Defect report from : Mark Ziegast , SHware Systems
(Please direct followup comments direct to yyyyyyyyyyyyyy@xxxxxxxxxxxxx)
@ page 119 line 3824 section 6.4 objection {030224-01}
Problem:
Defect code : 2. Omission
Synopsis:
Incomplete specification of encoding requirements for single-shift state
charsets.
Background:
(from C950.pdf)
3842 In lines defining ranges of symbolic names, the encoded value shall be the
value for the first symbolic name in the range (the symbolic name preceding the
ellipsis). Subsequent symbolic names defined by the range shall have encoding
values in increasing order. Bytes shall be treated as unsigned octets, and
carry shall be propagated between the bytes as necessary to represent the
range. For example, the line:
3847 <j0101>...<j0104> \d129\d254
3848 is interpreted as:
3849 <j0101> \d129\d254
3850 <j0102> \d129\d255
3851 <j0103> \d130\d0
3852 <j0104> \d130\d1
3853 The comment is optional.
Also,
3885 6.4.1 State-Dependent Character Encodings
3886 This section addresses the use of state-dependent character encodings
(that is, those in which the encoding of a character is dependent on one or
more shift codes that may precede it).

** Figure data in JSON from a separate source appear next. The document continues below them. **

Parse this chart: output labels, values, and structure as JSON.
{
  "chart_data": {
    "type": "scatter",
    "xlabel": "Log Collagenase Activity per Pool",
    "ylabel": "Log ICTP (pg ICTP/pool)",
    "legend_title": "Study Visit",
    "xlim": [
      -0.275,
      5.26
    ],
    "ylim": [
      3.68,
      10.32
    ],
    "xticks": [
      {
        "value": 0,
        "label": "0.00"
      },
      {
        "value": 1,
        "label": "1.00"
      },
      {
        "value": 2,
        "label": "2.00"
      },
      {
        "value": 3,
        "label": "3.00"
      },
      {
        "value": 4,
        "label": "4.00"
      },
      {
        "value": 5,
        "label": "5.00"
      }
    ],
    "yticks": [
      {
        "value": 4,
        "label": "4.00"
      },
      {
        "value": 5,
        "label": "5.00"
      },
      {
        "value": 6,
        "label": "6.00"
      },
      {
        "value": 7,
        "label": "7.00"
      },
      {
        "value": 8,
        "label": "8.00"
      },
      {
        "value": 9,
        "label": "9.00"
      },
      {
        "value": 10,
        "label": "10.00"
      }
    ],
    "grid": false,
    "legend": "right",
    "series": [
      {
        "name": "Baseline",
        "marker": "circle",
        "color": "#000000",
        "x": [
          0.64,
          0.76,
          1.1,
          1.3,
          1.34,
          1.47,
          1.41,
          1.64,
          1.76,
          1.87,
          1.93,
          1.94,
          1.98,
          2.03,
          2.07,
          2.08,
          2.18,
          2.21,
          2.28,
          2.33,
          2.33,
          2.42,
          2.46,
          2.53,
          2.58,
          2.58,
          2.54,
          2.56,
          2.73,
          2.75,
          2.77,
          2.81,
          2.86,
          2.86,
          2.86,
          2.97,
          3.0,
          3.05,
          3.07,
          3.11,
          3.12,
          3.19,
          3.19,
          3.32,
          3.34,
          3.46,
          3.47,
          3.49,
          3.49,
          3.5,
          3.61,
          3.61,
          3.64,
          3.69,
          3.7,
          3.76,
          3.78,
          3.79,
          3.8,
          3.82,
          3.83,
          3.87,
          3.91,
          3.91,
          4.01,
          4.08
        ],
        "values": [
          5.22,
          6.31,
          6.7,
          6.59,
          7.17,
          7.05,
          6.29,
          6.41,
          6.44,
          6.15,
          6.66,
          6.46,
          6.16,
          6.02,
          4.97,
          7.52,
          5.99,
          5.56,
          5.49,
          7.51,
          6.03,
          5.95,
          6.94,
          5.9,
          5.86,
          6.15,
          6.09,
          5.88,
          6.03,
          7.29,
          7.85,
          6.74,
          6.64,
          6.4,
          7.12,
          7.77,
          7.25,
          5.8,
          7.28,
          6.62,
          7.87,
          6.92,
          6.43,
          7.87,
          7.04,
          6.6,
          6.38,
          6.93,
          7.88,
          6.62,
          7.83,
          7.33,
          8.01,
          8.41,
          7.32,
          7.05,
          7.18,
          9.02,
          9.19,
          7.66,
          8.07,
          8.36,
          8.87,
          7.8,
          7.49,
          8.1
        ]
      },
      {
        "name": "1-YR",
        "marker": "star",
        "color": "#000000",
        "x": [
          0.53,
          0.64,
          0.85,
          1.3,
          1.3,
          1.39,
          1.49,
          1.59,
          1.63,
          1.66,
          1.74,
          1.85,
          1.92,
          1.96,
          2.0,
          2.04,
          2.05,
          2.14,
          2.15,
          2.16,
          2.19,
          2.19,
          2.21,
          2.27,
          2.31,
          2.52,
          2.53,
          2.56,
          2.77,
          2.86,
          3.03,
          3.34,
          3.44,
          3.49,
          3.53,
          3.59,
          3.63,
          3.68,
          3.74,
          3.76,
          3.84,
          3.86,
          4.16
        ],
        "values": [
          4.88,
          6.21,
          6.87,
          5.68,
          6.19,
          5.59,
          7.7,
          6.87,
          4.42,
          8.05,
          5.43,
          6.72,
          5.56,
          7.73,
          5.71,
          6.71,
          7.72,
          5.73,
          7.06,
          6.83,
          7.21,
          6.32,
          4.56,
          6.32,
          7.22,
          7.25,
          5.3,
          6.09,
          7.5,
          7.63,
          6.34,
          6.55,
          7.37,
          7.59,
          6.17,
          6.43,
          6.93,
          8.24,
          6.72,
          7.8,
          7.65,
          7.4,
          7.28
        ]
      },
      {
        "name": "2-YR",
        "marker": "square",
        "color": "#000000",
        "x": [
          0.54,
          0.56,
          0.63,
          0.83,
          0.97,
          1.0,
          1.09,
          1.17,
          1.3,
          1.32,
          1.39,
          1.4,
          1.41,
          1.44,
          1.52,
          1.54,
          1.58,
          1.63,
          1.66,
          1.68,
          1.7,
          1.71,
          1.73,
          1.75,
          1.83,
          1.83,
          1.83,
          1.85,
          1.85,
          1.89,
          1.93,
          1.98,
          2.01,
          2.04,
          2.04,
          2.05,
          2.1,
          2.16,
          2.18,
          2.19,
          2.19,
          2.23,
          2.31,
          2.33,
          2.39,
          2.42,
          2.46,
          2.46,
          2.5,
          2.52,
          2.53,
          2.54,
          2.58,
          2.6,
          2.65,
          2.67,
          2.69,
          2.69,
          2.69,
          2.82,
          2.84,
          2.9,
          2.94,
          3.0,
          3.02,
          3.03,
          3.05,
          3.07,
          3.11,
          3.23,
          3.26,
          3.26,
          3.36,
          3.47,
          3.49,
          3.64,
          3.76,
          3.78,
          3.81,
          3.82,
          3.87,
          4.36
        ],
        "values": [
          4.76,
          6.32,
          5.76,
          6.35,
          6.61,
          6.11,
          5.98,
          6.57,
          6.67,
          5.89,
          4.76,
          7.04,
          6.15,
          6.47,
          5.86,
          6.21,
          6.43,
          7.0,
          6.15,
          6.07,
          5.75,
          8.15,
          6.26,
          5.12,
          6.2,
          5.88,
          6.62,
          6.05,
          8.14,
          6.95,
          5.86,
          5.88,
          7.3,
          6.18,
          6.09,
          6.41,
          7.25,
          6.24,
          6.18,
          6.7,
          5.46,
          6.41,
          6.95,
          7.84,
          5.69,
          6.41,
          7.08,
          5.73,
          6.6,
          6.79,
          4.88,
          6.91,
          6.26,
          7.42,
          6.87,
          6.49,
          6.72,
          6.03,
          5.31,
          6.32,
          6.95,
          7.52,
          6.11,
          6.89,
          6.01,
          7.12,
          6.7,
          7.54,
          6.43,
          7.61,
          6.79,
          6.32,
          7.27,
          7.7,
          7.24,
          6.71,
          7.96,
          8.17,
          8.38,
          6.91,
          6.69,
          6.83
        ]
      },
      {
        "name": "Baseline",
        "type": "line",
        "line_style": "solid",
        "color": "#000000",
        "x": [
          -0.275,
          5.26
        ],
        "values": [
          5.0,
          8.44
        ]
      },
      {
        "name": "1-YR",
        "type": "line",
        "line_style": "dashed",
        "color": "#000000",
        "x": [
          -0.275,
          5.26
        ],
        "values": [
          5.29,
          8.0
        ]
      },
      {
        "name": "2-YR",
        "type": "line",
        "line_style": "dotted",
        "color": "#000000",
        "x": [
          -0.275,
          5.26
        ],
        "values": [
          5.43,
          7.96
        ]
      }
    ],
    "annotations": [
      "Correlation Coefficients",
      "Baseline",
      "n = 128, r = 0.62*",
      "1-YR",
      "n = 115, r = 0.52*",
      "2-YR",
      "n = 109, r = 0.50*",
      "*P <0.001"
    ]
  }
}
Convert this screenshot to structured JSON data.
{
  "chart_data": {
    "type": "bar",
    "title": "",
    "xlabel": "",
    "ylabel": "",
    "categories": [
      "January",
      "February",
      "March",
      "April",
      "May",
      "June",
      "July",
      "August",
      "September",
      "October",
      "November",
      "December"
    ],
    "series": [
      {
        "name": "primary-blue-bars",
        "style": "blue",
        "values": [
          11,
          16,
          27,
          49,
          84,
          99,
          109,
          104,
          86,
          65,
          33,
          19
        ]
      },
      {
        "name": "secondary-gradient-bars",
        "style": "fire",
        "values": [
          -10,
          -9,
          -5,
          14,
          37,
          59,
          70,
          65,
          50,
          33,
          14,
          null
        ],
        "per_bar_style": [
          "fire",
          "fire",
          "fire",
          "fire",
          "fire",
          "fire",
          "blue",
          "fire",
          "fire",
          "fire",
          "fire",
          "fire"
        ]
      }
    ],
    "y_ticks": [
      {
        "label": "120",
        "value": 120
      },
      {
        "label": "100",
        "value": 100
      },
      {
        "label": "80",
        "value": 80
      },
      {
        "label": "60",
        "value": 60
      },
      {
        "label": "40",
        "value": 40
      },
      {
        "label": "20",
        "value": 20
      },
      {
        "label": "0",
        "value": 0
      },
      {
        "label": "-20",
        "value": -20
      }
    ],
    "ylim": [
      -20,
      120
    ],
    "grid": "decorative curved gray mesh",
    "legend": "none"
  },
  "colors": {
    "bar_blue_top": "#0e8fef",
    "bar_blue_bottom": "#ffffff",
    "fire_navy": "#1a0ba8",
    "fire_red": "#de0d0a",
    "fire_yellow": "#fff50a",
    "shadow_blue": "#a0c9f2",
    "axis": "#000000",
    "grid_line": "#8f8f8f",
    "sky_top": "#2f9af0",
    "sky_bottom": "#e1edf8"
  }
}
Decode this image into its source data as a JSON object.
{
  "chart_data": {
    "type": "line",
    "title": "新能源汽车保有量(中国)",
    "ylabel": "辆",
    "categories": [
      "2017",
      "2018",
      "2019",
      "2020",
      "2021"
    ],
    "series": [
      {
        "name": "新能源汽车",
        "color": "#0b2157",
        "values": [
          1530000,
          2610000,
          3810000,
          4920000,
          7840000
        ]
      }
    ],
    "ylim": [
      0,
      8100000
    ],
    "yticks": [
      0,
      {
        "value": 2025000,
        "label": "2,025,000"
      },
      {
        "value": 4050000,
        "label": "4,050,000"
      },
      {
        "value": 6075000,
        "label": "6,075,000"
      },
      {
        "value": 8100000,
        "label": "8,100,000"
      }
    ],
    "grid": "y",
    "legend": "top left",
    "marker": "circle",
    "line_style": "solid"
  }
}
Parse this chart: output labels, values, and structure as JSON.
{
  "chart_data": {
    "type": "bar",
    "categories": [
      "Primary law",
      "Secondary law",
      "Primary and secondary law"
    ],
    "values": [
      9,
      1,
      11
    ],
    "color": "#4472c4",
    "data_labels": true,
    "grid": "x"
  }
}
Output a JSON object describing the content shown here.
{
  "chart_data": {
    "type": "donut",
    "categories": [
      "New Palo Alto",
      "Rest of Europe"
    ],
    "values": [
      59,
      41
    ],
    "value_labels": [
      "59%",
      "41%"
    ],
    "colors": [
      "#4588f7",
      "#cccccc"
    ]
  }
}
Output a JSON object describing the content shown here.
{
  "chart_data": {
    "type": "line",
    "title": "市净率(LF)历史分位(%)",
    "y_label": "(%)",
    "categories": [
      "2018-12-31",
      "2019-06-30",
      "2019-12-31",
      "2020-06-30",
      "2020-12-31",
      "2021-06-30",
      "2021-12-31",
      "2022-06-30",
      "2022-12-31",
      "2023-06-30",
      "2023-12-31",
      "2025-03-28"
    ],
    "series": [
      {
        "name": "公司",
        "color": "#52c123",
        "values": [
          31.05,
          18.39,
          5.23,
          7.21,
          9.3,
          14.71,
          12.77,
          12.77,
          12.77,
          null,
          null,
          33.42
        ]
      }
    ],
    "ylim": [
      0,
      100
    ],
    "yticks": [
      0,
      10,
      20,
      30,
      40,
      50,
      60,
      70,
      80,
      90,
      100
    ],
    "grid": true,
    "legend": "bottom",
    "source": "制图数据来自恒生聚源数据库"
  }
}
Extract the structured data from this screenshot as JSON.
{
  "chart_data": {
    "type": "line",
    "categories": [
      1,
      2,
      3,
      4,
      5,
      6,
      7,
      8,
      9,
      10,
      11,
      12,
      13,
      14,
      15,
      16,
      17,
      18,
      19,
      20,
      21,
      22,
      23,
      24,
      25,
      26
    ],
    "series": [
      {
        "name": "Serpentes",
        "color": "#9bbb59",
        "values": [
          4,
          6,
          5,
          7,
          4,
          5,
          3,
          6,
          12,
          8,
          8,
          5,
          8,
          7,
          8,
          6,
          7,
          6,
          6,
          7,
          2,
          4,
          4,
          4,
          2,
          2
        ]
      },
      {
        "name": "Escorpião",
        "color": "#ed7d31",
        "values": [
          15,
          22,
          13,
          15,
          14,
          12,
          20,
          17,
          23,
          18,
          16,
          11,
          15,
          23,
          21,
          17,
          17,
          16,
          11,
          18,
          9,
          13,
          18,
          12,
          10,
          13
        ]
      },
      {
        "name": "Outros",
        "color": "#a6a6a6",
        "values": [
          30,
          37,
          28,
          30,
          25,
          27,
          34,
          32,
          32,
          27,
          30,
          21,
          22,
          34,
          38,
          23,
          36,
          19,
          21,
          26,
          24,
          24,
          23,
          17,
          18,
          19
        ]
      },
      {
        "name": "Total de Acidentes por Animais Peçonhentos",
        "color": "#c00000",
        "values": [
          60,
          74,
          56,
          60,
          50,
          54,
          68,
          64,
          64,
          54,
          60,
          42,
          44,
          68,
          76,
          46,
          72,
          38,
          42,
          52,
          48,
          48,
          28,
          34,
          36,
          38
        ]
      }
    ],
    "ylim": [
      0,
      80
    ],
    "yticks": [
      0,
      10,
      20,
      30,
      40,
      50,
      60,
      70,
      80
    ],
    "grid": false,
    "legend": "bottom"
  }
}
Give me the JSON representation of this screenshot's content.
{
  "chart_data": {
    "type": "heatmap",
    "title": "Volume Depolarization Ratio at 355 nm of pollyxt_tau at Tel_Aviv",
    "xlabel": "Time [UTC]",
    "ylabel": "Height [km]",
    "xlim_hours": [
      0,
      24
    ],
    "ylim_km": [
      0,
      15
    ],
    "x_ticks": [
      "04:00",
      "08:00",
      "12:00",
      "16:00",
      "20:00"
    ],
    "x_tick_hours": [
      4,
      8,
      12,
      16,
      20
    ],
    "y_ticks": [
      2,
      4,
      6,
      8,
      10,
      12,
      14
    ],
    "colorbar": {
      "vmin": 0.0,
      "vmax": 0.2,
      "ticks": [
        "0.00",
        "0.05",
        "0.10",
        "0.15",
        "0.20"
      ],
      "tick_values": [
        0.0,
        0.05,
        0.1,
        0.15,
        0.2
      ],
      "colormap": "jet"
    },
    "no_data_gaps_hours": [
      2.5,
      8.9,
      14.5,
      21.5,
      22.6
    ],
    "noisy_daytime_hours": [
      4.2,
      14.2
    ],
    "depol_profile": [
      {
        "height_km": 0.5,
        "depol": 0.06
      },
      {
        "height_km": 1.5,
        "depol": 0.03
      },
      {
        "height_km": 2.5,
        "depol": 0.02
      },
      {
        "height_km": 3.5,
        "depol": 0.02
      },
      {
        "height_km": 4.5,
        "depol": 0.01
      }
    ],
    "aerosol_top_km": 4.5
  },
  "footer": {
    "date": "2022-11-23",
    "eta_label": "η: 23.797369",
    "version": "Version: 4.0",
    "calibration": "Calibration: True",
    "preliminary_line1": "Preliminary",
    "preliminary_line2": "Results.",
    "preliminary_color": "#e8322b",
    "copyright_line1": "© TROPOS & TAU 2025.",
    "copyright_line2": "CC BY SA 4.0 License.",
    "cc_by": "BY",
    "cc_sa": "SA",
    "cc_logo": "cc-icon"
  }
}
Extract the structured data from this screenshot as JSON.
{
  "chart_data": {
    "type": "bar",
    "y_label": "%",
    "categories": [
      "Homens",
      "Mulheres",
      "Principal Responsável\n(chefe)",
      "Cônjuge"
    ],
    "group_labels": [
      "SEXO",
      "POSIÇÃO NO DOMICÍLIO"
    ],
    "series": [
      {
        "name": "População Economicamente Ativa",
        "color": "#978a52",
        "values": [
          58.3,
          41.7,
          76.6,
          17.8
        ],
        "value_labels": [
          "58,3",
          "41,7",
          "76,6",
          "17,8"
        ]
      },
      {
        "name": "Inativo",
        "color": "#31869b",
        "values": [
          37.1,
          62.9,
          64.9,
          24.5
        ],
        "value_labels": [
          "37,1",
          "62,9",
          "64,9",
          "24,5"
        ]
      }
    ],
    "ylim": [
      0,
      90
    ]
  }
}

A single-shift encoding (where each
character not in the initial shift state is preceded by a shift code) can be
defined in the charmap format if each shift-code/character sequence is
considered a multi-byte character, defined using the concatenated-constant
format described in Section 6.4 (on page 117).
as exampled above for a wide char range, and
3719 While in the initial shift state, all characters in the portable character
set shall retain their usual interpretation and shall not alter the shift
state. The interpretation for subsequent bytes in the sequence shall be a
function of the current shift state. A byte with all bits zero shall be
interpreted as the null character independent of shift state. Thus a byte with
all bits zero shall never occur in the second or subsequent bytes of a
character.
Problem:
As exampled by the definition of the wide character range <j0101-j0104> above,
a multi-byte character definition is allowed to have a <nul> as a second or
subsequent byte. It's also missing the leading zeroes in the last two lines of
the range expansion, but that's editorial. A single-shift encoding is expected
to use the same formats for individual chars and ranges of chars, yet by Par.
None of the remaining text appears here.